One of the challenges faced during 2020 in underwriting non-payment insurance was convincing Structured Credit and Political Risk (SCPR) insurers to accept new clients, says Mr Matthew Solley, managing director, Structured Credit and Political Risk, at Gallagher.
Writing in the report, “Structured Credit and Political Risk Insurance -- Report and Market Update” released recently by Gallagher, he said, “With insurers’ conservative stance, several held back from writing business from new insureds, preferring to support entities with whom they had experience.”
He added, “Whilst the SCPR insurance market has not been hit by the torrent of losses that it feared, it maintains a cautious approach driven by the broad impact of COVID-19, primarily on existing exposures as opposed to new underwriting. There remains good opportunity to leverage the capacity of the insurance market, understanding that underwriters are looking more closely at the entities they insure with a focus on expertise, alignment of interest and transparency.”
Countries of concern
Among countries of concern due to government non-payment, Zambia (56%) continues to top the list, followed by Angola (40%), according to the report.
“Both Zambia and Angola remain at the top of the list due to unsustainable levels of government debt and the significant threat of default,” said Gallagher. “Despite this, in relative terms underwriter perception of Angola has marginally improved since mid-2020 as a result of the increasing oil price.”

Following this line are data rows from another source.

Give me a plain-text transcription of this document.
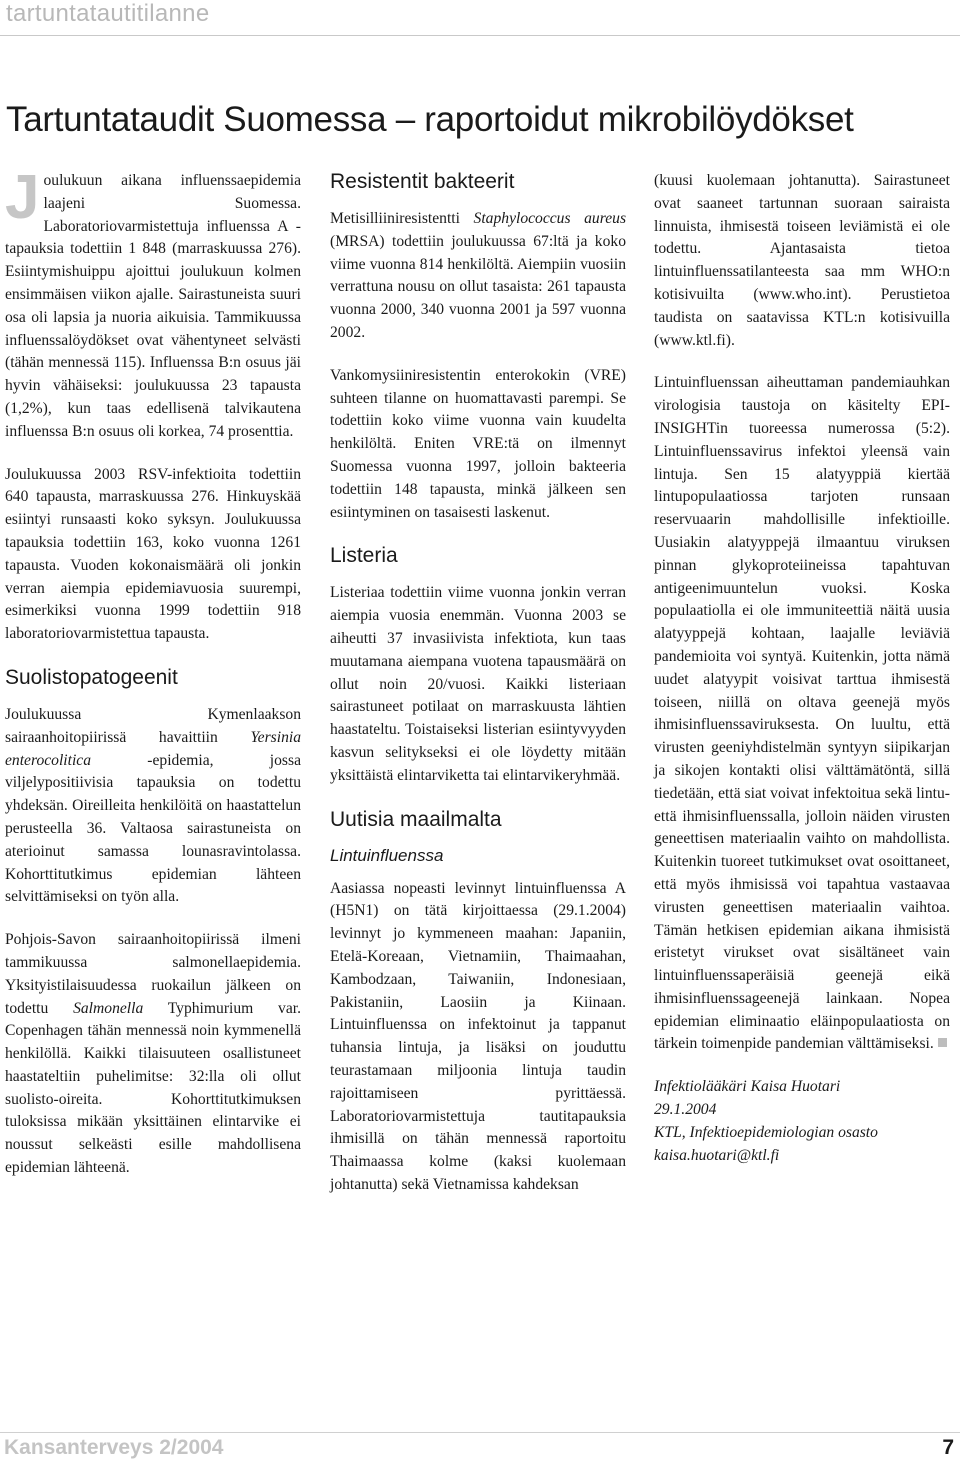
tartuntatautitilanne
Tartuntataudit Suomessa – raportoidut mikrobilöydökset

Joulukuun aikana influenssaepidemia laajeni Suomessa. Laboratoriovarmistettuja influenssa A -tapauksia todettiin 1 848 (marraskuussa 276). Esiintymishuippu ajoittui joulukuun kolmen ensimmäisen viikon ajalle. Sairastuneista suuri osa oli lapsia ja nuoria aikuisia. Tammikuussa influenssalöydökset ovat vähentyneet selvästi (tähän mennessä 115). Influenssa B:n osuus jäi hyvin vähäiseksi: joulukuussa 23 tapausta (1,2%), kun taas edellisenä talvikautena influenssa B:n osuus oli korkea, 74 prosenttia.

Joulukuussa 2003 RSV-infektioita todettiin 640 tapausta, marraskuussa 276. Hinkuyskää esiintyi runsaasti koko syksyn. Joulukuussa tapauksia todettiin 163, koko vuonna 1261 tapausta. Vuoden kokonaismäärä oli jonkin verran aiempia epidemiavuosia suurempi, esimerkiksi vuonna 1999 todettiin 918 laboratoriovarmistettua tapausta.

Suolistopatogeenit

Joulukuussa Kymenlaakson sairaanhoitopiirissä havaittiin Yersinia enterocolitica -epidemia, jossa viljelypositiivisia tapauksia on todettu yhdeksän. Oireilleita henkilöitä on haastattelun perusteella 36. Valtaosa sairastuneista on aterioinut samassa lounasravintolassa. Kohorttitutkimus epidemian lähteen selvittämiseksi on työn alla.

Pohjois-Savon sairaanhoitopiirissä ilmeni tammikuussa salmonellaepidemia. Yksityistilaisuudessa ruokailun jälkeen on todettu Salmonella Typhimurium var. Copenhagen tähän mennessä noin kymmenellä henkilöllä. Kaikki tilaisuuteen osallistuneet haastateltiin puhelimitse: 32:lla oli ollut suolisto-oireita. Kohorttitutkimuksen tuloksissa mikään yksittäinen elintarvike ei noussut selkeästi esille mahdollisena epidemian lähteenä.

Resistentit bakteerit

Metisilliiniresistentti Staphylococcus aureus (MRSA) todettiin joulukuussa 67:ltä ja koko viime vuonna 814 henkilöltä. Aiempiin vuosiin verrattuna nousu on ollut tasaista: 261 tapausta vuonna 2000, 340 vuonna 2001 ja 597 vuonna 2002.

Vankomysiiniresistentin enterokokin (VRE) suhteen tilanne on huomattavasti parempi. Se todettiin koko viime vuonna vain kuudelta henkilöltä. Eniten VRE:tä on ilmennyt Suomessa vuonna 1997, jolloin bakteeria todettiin 148 tapausta, minkä jälkeen sen esiintyminen on tasaisesti laskenut.

Listeria

Listeriaa todettiin viime vuonna jonkin verran aiempia vuosia enemmän. Vuonna 2003 se aiheutti 37 invasiivista infektiota, kun taas muutamana aiempana vuotena tapausmäärä on ollut noin 20/vuosi. Kaikki listeriaan sairastuneet potilaat on marraskuusta lähtien haastateltu. Toistaiseksi listerian esiintyvyyden kasvun selitykseksi ei ole löydetty mitään yksittäistä elintarviketta tai elintarvikeryhmää.

Uutisia maailmalta
Lintuinfluenssa

Aasiassa nopeasti levinnyt lintuinfluenssa A (H5N1) on tätä kirjoittaessa (29.1.2004) levinnyt jo kymmeneen maahan: Japaniin, Etelä-Koreaan, Vietnamiin, Thaimaahan, Kambodzaan, Taiwaniin, Indonesiaan, Pakistaniin, Laosiin ja Kiinaan. Lintuinfluenssa on infektoinut ja tappanut tuhansia lintuja, ja lisäksi on jouduttu teurastamaan miljoonia lintuja taudin rajoittamiseen pyrittäessä. Laboratoriovarmistettuja tautitapauksia ihmisillä on tähän mennessä raportoitu Thaimaassa kolme (kaksi kuolemaan johtanutta) sekä Vietnamissa kahdeksan

(kuusi kuolemaan johtanutta). Sairastuneet ovat saaneet tartunnan suoraan sairaista linnuista, ihmisestä toiseen leviämistä ei ole todettu. Ajantasaista tietoa lintuinfluenssatilanteesta saa mm WHO:n kotisivuilta (www.who.int). Perustietoa taudista on saatavissa KTL:n kotisivuilla (www.ktl.fi).

Lintuinfluenssan aiheuttaman pandemiauhkan virologisia taustoja on käsitelty EPI-INSIGHTin tuoreessa numerossa (5:2). Lintuinfluenssavirus infektoi yleensä vain lintuja. Sen 15 alatyyppiä kiertää lintupopulaatiossa tarjoten runsaan reservuaarin mahdollisille infektioille. Uusiakin alatyyppejä ilmaantuu viruksen pinnan glykoproteiineissa tapahtuvan antigeenimuuntelun vuoksi. Koska populaatiolla ei ole immuniteettiä näitä uusia alatyyppejä kohtaan, laajalle leviäviä pandemioita voi syntyä. Kuitenkin, jotta nämä uudet alatyypit voisivat tarttua ihmisestä toiseen, niillä on oltava geenejä myös ihmisinfluenssaviruksesta. On luultu, että virusten geeniyhdistelmän syntyyn siipikarjan ja sikojen kontakti olisi välttämätöntä, sillä tiedetään, että siat voivat infektoitua sekä lintu- että ihmisinfluenssalla, jolloin näiden virusten geneettisen materiaalin vaihto on mahdollista. Kuitenkin tuoreet tutkimukset ovat osoittaneet, että myös ihmisissä voi tapahtua vastaavaa virusten geneettisen materiaalin vaihtoa. Tämän hetkisen epidemian aikana ihmisistä eristetyt virukset ovat sisältäneet vain lintuinfluenssaperäisiä geenejä eikä ihmisinfluenssageenejä lainkaan. Nopea epidemian eliminaatio eläinpopulaatiosta on tärkein toimenpide pandemian välttämiseksi.

Infektiolääkäri Kaisa Huotari
29.1.2004
KTL, Infektioepidemiologian osasto
kaisa.huotari@ktl.fi
Kansanterveys 2/2004	7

Other African countries of concern regarding sovereign non-payment are Ghana (19%); Tanzania and Kenya (14% each); Ethiopia and Zimbabwe (7% each); Gabon 5%; Algeria, Cameroon, Ivory Coast, Egypt and Malawi (2% each).
Gallagher surveyed the SCPR market by gathering feedback from 63 underwriters spanning 49 insurers between 12 and 21 January 2021. Respondents were asked to name the three countries in their portfolios which currently concern them the most with respect to the risk of non-payment of government obligations.